Zor zamanlar insanın kalitesini ve kalibresini ortaya çıkarır. Daha önceki bütün hayatında son günlerdeki kadar dehşet haberlerinin görmemiş insanların nasıl davrandıklarına bakarak onların hayat ile olan ilişkilerini de görüyoruz.
Türkiye'de yapılan bir araştırmaya göre insanların yüzde 25'i psikolojilerinin bozuk olduğunu düşünüyor.
Gerçi ben bu ülkede insanların yüzde 25'inin ruhlarının farkında olduğu ve bu ruhun bozuk olduğunu bildiklerinin kanaatinde değilim.
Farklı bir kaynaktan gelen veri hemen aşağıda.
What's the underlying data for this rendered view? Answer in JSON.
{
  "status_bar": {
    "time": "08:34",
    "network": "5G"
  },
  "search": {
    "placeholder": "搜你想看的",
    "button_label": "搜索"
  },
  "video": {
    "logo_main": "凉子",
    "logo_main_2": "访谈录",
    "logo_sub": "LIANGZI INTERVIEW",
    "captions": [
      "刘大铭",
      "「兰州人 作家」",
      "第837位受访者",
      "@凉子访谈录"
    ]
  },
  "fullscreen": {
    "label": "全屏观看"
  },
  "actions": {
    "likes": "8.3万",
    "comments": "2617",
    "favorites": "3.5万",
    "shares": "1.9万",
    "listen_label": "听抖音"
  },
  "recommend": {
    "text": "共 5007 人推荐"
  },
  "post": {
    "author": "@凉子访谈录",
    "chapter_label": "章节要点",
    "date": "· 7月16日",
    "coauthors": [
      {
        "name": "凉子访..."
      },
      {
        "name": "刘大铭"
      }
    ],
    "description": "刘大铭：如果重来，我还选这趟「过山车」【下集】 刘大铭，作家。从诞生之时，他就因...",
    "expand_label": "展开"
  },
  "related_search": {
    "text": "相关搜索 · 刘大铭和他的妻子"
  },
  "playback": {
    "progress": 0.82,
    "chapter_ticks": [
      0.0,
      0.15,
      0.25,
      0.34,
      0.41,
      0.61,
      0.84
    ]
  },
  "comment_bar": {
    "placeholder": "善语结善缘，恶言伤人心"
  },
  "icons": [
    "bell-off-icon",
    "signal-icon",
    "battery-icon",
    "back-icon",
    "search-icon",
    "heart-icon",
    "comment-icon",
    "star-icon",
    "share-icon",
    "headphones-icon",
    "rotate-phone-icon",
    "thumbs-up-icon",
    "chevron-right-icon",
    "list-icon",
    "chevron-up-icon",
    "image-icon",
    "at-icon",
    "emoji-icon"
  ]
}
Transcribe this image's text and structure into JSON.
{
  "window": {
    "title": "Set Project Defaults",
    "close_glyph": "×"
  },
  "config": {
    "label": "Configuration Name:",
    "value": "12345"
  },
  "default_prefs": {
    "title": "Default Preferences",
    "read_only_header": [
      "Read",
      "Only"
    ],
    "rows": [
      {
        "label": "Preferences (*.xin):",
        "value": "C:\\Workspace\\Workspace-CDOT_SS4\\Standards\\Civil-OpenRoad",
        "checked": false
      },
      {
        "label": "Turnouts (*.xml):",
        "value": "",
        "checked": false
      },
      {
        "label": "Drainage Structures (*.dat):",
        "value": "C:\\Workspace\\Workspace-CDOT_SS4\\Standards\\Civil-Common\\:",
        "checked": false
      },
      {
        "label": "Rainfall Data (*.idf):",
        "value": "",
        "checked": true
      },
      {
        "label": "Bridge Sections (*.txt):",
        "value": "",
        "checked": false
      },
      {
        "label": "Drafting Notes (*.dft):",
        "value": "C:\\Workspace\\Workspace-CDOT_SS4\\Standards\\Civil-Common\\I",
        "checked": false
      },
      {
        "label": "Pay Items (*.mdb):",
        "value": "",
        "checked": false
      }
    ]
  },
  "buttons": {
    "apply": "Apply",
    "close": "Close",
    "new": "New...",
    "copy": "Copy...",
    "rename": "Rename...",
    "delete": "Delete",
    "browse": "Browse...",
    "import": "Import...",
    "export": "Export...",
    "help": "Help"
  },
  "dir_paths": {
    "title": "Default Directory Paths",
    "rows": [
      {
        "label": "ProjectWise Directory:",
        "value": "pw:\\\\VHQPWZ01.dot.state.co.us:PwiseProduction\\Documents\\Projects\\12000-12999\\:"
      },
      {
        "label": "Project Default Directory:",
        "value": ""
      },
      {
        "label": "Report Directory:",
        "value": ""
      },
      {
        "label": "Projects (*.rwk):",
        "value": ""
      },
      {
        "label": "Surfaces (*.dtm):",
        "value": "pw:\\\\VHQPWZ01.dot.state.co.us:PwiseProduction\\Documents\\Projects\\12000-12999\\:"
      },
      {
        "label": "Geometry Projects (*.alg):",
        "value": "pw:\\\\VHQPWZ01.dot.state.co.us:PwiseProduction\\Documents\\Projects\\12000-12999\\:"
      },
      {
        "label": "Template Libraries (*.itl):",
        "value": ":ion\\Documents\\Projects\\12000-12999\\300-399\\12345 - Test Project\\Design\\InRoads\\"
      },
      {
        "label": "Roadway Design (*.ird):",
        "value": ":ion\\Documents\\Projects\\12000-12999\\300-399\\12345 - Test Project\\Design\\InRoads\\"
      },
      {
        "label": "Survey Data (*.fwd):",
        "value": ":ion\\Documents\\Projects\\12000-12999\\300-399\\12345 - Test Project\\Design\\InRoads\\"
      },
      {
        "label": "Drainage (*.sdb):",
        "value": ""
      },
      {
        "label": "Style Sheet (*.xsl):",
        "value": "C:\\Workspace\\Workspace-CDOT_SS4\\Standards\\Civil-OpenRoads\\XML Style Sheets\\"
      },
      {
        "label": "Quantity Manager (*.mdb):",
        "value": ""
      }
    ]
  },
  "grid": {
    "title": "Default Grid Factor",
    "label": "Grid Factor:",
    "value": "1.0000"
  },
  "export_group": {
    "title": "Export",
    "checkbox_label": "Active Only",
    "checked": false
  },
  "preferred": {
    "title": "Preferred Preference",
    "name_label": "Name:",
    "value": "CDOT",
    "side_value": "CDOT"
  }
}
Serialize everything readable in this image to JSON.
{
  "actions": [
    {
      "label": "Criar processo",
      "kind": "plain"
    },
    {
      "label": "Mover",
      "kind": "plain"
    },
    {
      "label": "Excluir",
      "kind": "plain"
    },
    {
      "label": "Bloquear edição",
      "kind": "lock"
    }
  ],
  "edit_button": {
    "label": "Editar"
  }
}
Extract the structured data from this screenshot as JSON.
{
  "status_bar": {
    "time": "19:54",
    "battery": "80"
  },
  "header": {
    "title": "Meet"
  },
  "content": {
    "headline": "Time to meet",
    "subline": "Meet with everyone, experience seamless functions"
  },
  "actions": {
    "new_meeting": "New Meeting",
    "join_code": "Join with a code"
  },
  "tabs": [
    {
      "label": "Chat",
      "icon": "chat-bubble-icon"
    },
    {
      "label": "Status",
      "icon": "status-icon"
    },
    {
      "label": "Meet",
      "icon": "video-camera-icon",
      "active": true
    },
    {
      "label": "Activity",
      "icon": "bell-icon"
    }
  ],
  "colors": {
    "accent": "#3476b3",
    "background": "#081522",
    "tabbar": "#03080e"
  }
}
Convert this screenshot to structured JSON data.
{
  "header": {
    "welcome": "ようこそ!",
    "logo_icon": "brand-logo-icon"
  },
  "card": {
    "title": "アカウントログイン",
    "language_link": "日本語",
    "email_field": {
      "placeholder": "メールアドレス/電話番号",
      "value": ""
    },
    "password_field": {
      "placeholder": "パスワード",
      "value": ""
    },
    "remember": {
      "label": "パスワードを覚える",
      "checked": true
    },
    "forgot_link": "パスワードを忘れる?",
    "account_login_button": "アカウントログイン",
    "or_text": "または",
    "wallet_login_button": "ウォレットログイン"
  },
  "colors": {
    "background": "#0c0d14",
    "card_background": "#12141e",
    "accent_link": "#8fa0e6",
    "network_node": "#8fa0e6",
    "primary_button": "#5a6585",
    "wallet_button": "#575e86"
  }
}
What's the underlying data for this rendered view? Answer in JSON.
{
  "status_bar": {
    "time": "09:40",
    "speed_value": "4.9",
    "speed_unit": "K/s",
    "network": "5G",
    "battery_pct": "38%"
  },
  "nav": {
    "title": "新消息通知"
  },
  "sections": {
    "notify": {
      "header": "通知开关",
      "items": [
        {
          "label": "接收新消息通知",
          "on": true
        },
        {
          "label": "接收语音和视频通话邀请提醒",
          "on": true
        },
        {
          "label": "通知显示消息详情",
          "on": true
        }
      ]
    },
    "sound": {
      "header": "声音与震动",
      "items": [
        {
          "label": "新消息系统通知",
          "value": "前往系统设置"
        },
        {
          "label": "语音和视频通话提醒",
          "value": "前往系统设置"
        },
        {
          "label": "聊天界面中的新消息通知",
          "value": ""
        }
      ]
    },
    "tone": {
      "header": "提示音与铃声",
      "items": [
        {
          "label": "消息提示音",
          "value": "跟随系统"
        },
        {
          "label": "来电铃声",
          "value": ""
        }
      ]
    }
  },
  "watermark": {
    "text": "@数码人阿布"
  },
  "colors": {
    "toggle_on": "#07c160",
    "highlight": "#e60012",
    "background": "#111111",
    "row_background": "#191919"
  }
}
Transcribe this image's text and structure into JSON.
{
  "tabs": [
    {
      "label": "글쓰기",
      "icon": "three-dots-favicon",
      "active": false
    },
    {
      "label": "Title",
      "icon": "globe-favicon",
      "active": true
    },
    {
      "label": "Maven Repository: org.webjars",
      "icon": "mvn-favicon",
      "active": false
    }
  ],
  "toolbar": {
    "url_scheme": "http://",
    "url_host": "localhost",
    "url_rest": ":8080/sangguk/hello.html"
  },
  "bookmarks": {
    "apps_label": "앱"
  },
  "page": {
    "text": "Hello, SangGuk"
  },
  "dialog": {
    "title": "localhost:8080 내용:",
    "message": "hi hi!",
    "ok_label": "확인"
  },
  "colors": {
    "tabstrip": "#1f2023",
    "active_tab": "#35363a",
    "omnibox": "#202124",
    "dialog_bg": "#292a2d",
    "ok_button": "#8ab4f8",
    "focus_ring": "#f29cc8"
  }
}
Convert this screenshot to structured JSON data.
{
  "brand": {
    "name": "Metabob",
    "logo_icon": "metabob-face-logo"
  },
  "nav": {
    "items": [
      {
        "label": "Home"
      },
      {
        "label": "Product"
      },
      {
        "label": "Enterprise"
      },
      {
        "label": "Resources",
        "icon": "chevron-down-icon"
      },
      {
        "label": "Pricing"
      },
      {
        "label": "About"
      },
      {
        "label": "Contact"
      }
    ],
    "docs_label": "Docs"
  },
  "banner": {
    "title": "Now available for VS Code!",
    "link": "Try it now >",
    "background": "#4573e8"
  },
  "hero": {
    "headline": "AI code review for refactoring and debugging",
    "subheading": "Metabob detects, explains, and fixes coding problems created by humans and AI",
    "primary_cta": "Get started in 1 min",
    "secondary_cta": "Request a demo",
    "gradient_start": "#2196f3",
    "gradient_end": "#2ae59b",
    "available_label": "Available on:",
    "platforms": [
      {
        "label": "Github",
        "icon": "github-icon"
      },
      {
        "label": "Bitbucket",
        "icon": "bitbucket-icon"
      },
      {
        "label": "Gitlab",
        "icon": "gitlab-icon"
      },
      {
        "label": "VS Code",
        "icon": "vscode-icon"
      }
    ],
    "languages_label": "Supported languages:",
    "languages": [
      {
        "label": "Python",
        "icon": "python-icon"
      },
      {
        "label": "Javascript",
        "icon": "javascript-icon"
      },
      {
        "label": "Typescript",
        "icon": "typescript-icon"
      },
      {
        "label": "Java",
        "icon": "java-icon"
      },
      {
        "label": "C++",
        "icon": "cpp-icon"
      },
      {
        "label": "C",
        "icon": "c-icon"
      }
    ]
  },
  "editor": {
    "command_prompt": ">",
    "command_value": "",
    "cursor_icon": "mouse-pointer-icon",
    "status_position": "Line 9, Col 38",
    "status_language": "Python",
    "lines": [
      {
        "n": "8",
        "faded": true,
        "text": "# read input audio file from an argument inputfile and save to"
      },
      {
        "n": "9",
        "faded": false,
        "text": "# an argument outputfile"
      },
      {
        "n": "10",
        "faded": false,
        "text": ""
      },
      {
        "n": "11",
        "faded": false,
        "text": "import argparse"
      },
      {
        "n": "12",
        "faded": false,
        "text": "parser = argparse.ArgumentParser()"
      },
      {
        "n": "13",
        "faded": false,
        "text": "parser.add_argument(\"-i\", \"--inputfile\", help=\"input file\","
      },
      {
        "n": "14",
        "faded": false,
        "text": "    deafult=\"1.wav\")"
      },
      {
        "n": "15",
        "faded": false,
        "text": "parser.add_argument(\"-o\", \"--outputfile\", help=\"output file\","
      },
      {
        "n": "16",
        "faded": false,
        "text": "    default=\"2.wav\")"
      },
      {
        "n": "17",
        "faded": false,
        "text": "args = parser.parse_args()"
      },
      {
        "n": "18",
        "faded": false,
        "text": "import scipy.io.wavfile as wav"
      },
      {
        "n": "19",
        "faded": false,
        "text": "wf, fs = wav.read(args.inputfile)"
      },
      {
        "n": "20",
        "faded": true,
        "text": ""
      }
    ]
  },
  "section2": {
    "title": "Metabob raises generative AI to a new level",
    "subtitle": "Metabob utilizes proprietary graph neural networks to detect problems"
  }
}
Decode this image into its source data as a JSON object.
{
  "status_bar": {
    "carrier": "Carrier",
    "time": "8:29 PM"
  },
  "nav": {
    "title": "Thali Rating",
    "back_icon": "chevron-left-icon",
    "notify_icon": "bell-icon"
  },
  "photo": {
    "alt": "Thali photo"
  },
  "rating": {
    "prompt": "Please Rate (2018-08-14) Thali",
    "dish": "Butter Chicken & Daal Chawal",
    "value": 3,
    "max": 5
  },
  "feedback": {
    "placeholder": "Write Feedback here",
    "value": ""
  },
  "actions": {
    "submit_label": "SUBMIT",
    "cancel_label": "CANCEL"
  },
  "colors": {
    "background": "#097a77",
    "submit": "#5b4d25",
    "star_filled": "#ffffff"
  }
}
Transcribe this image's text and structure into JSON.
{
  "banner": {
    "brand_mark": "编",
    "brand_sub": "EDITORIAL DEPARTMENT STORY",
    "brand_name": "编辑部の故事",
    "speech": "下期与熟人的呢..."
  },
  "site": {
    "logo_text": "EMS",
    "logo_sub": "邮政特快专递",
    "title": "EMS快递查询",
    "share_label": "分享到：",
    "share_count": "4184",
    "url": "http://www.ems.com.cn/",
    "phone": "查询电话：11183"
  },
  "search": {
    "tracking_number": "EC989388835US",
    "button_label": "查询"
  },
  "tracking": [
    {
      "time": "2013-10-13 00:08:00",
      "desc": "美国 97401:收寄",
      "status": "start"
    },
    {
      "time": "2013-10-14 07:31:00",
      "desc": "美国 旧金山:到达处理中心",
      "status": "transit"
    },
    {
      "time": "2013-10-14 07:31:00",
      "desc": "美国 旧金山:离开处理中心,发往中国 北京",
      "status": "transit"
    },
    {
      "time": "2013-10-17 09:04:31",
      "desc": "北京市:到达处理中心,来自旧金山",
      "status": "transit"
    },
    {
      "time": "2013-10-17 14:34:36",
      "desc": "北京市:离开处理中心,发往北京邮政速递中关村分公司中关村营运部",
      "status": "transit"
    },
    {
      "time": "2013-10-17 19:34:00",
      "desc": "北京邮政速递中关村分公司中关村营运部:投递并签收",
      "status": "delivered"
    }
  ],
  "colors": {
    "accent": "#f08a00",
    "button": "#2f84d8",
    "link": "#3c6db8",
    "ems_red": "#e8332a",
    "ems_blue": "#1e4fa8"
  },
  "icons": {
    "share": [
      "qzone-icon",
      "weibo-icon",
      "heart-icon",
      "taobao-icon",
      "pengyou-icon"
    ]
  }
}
Çünkü 84 milyonluk bir ülkede 21 milyon insan, ruhunun bozuk olabileceğini bilecek kadar farkında olsaydı şayet, burada daha çok kitap okunur, daha çok kitap yayınlanırdı.
Daha kaliteli bir sinema, daha kaliteli bir televizyon yayıncılığı ve daha kaliteli bir siyaset ve elbette ki daha kaliteli yaşam olurdu.
Ben TV'lerdeki dizi ve programlara, sosyal medyanın düzeysizliğine ve yayın piyasasıyla ilgili haberlere baktığımda, ülkemizde 21 milyon insanın ruhunun farkında olduğu kanaatine varamıyorum.
"Kendini tanıyan Rabbini de tanır" manasında bir Arapça deyim var; "men 'erefe nefsehu feqed 'erefe rebbehu" diye.
Burada esas olan Rab'den ziyade nefsin, kendinin yani insanın özünün farkında olmasıdır.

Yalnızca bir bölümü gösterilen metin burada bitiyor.